Ambientalistas piden a la Justicia frenar el proyecto minero Vicuña que avanza sobre un glaciar protegido en San Juan
Organizaciones ambientales presentaron nuevas pruebas en una demanda colectiva y solicitaron una medida cautelar urgente para impedir que un glaciar de San Juan pierda protección legal mientras se analiza la constitucionalidad de la reforma de la Ley de Glaciares. Advierten que el megaproyecto podría afectar una reserva estratégica de agua.
- Ecología
- Jun 24, 2026
La Asociación Argentina de Abogados Ambientalistas, Greenpeace y la Fundación Ambiente y Recursos Naturales (FARN) presentaron ante la Justicia nuevas evidencias para reforzar la demanda colectiva que cuestiona los cambios introducidos en la normativa. La disputa por la reforma de la Ley de Glaciares sumó un nuevo capitulo judicial y pone en eje del reclamo en el proyecto minero Vicuña, recientemente incorporado al Régimen de Incentivo para Grandes Inversiones (RIGI), que se desarrolla en una zona donde se encuentra el Glaciar de Escombros GE110, una geoforma incluida en el Inventario Nacional de Glaciares de la provincia de San Juan.
Las organizaciones solicitaron una medida cautelar para evitar que el glaciar pierda su estatus de protección mientras se resuelve la causa. En particular, pidieron que tanto la provincia de San Juan como el Instituto Argentino de Nivología, Glaciología y Ciencias Ambientales (IANIGLA) se abstengan de modificar la situación del GE110 o retirarlo del inventario oficial.
El pedido cobró mayor relevancia luego de que el Gobierno nacional anunciara el 16 de junio, la aprobación del ingreso del proyecto Vicuña al RIGI. El emprendimiento, impulsado por las compañías mineras BHP y Lundin, integra los desarrollos Josemaría y Filo del Sol para la extracción de cobre, oro y plata en el departamento Iglesia, provincia de San Juan.

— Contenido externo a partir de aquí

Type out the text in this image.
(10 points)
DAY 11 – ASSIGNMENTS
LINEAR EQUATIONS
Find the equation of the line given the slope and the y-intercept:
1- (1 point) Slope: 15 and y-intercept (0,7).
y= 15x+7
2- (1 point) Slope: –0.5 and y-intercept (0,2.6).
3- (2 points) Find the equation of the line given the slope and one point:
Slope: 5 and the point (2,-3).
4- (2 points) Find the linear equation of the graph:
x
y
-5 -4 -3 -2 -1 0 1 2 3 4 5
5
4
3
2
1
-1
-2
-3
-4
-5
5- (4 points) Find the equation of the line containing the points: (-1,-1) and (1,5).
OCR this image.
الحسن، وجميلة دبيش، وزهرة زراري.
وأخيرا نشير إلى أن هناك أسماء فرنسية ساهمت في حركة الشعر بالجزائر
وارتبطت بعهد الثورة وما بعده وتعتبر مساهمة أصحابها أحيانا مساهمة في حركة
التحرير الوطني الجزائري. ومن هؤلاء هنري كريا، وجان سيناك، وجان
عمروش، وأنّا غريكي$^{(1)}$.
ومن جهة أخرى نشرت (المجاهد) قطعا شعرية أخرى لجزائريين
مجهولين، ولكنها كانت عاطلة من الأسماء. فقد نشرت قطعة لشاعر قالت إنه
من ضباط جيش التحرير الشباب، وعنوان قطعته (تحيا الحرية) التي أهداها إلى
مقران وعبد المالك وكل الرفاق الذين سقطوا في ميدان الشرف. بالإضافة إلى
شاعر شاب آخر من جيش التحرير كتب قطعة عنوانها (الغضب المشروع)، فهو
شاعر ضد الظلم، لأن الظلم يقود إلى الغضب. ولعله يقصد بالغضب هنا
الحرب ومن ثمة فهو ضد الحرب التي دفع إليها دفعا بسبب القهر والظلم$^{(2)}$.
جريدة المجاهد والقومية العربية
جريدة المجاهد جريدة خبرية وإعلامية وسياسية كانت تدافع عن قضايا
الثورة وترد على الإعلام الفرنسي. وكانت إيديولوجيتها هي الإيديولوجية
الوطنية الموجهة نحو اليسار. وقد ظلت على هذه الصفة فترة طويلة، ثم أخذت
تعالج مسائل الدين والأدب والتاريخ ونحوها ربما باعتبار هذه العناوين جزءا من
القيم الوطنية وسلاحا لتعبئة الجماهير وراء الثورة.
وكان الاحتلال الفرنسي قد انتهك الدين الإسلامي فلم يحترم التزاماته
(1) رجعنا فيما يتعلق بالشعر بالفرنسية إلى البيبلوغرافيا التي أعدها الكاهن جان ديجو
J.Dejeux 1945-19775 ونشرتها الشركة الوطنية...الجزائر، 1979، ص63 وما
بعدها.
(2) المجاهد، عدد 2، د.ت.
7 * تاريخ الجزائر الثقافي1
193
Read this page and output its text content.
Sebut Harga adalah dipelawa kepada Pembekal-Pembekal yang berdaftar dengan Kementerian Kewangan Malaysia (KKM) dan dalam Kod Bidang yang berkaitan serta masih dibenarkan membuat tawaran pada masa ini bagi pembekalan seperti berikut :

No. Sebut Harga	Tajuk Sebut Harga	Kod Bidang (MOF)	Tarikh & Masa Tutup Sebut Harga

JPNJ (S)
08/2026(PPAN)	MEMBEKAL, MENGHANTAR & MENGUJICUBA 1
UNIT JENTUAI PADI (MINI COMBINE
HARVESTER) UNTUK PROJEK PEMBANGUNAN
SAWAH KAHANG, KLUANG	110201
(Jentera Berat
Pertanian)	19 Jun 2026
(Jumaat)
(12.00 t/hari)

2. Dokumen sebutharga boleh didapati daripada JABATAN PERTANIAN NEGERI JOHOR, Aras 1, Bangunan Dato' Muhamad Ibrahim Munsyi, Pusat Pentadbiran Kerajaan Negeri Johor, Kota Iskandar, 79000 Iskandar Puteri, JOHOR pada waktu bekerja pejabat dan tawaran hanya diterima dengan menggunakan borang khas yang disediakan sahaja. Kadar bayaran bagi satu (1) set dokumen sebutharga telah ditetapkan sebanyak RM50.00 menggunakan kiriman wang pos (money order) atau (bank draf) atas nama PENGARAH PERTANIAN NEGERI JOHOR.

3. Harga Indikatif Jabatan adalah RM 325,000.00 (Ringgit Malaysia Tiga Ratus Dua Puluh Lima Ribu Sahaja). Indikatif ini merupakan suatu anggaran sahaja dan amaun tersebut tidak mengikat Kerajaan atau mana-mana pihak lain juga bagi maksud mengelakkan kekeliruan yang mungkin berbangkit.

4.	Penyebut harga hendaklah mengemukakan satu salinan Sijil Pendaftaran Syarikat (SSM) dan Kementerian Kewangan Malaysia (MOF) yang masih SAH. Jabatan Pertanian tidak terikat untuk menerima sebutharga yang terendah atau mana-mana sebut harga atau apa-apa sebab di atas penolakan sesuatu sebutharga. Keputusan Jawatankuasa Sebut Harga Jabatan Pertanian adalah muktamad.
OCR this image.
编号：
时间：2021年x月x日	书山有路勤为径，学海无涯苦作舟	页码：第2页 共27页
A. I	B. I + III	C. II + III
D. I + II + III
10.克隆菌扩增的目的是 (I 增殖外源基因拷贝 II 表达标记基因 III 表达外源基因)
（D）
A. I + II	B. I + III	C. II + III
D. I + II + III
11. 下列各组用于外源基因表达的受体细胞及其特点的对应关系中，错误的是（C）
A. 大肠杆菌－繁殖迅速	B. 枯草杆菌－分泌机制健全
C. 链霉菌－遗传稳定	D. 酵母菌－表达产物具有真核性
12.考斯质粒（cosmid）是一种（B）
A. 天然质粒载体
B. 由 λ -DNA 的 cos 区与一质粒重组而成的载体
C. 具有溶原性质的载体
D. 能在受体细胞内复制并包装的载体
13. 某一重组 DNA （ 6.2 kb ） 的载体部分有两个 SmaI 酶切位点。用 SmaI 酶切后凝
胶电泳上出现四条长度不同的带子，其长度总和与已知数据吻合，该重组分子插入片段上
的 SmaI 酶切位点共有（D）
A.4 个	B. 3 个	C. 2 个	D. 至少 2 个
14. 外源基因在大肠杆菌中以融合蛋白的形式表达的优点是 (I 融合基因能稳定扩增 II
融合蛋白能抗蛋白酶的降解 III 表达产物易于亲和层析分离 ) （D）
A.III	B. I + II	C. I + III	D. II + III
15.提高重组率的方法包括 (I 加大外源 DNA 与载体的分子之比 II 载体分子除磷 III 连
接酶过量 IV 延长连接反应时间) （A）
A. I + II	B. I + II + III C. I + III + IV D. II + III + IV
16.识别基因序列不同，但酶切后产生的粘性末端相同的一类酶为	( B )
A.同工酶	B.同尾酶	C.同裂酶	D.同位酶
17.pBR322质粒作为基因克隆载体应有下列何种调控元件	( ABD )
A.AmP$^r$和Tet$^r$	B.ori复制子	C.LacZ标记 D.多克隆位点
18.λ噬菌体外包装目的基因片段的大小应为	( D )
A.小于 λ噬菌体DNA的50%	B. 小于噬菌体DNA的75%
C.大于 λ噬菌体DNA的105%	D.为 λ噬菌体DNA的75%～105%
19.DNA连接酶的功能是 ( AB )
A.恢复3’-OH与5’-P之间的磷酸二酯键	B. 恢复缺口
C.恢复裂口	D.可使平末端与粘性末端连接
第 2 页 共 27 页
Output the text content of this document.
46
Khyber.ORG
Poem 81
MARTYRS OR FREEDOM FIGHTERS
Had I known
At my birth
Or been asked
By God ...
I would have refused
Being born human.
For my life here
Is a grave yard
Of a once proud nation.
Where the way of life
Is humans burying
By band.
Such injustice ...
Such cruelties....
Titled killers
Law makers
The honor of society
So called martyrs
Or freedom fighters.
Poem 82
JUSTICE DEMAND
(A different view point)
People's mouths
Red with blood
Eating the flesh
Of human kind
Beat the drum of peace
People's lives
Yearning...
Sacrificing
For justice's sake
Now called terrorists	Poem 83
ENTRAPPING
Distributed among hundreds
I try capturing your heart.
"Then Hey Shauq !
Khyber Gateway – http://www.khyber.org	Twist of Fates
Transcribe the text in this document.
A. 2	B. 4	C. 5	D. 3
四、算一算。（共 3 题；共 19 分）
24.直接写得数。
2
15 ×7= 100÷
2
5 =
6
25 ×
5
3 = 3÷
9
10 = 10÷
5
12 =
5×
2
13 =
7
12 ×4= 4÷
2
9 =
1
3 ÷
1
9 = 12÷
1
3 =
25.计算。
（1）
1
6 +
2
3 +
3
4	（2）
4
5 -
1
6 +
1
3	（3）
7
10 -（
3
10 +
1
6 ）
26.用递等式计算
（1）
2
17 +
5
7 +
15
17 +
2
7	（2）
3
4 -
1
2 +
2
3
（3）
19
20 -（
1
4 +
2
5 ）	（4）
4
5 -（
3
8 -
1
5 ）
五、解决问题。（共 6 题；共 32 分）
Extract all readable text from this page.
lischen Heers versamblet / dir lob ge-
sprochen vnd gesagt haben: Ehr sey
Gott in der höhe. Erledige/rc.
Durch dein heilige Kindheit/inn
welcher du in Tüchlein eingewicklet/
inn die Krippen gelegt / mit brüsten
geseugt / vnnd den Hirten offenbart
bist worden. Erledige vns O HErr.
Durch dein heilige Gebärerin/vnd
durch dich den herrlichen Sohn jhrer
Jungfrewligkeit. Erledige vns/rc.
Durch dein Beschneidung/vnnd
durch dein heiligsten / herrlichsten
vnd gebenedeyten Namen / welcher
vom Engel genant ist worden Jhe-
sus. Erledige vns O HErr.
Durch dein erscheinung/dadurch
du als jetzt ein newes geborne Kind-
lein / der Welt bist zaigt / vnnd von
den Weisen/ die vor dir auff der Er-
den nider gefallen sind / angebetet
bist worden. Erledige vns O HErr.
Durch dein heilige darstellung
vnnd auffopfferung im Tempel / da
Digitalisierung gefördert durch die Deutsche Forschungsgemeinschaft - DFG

Según la presentación judicial, las operaciones previstas incluyen la construcción de un tajo a cielo abierto de aproximadamente 259 hectáreas en una zona donde se encuentra el glaciar inventariado. Para las organizaciones demandantes, permitir el avance del proyecto sin garantías de protección ambiental podría generar daños irreversibles sobre una reserva hídrica estratégica para la región.
La preocupación se centra especialmente en la cuenca del río Jáchal, parte del sistema hídrico del Desaguadero, una zona que enfrenta crecientes presiones por la escasez de agua. Los glaciares y ambientes periglaciares cumplen allí una función clave como reguladores naturales de los recursos hídricos, particularmente en contextos de sequía y cambio climático.
Greenpeace recordó que en febrero de este año realizó un sobrevuelo sobre el área donde se ubica el Glaciar GE110. Según la organización, las imágenes obtenidas mostraban intervenciones mineras en sectores alcanzados por la protección de la ley original. A su entender, la reforma normativa podría habilitar actividades que anteriormente se encontraban restringidas.
La existencia de esta geoforma había sido advertida en 2021 por la Asamblea Jáchal No Se Toca, que solicitó al IANIGLA su incorporación al Inventario Nacional de Glaciares. Posteriormente, mediante la Resolución 514/2022 del entonces Ministerio de Ambiente de la Nación, se ordenó actualizar los informes de la subcuenca del río Blanco Superior e incluir formalmente al Glaciar GE110 dentro del registro oficial.
Las organizaciones sostienen que la aprobación del proyecto bajo el régimen especial del RIGI incrementa la urgencia de la cautelar. Argumentan que si el glaciar fuera excluido del inventario y las obras avanzaran, una eventual sentencia favorable podría llegar cuando el daño ambiental ya fuera irreversible.
La presentación forma parte de una demanda colectiva respaldada por más de 850.000 firmas ciudadanas, junto a referentes ambientales, organizaciones sociales y de derechos humanos de todo el país. Entre ellas figuran la Asamblea Jáchal No Se Toca, la Asamblea Popular por el Agua, Amnistía Internacional, el Centro de Estudios Legales y Sociales (CELS) y diversas asambleas territoriales.
Para los demandantes, el caso del Glaciar GE110 constituye una prueba concreta de los riesgos que implica la reforma de la Ley de Glaciares. Consideran que la reducción de las áreas protegidas podría debilitar una herramienta clave para la preservación de reservas de agua dulce y abrir la puerta a intervenciones en ecosistemas sensibles.
Mientras la discusión continúa en los tribunales, el futuro del proyecto Vicuña y del glaciar sanjuanino se transformó en uno de los casos testigo del debate entre desarrollo minero y protección ambiental. La decisión judicial sobre la medida cautelar podría resultar determinante para definir los alcances de la nueva normativa y el grado de protección de los glaciares argentinos.